Figure 4: Delegation wizard provides a list of common tasks that you can assign quickly
Common Uses for Delegation of Administration
Delegation is used throughout Active Directory and is a very powerful and efficient way to provide targeted privileges. Remember, delegation not only targets a specific task, but it also targets a specific set of objects or accounts within Active Directory.

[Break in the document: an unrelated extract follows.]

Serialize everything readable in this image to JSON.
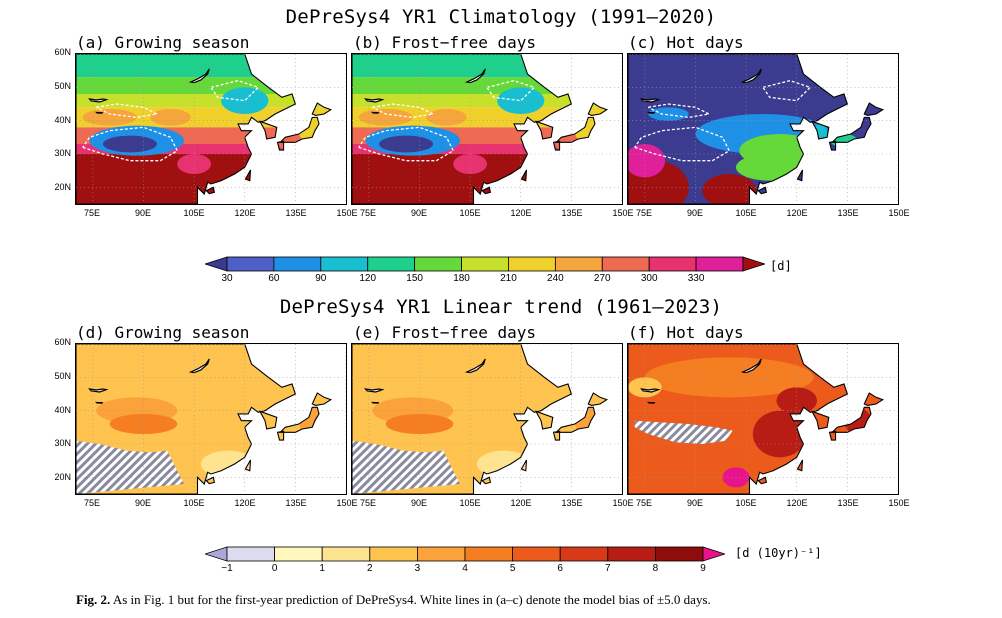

The most common use of delegation is to provide administration over user and group accounts within Active Directory. The delegation is best used when the Active Directory design (particularly the design and organization of OUs) takes into consideration where delegation will be configured. Here are some common tasks that are delegated:
- Resetting passwords for a specific set of user accounts
- Creation of user accounts within a specific OU
- Privilege to read user information for a set of user accounts
- Creating group accounts within a specific OU
- Managing group membership for a specific set of group accounts
Beyond the typical user and group management, you will find that the following tasks can be delegated as well:
- Adding workstation to a specific OU
- Linking GPOs to specific OUs
- Management of printers within a specific OU
- Management of shared folders within a specific OU
The built-in groups that exist within Active Directory are easy to use and manage. However, these groups provide privileges and scope that go beyond what most administrators need to perform their job task. An alternative to using these groups is to use Delegation of Administration, which allows the privileges and scope to be very granular. This granularity makes the Delegation solution secure and efficient. In most cases, you will want to use Delegation over the built-in groups.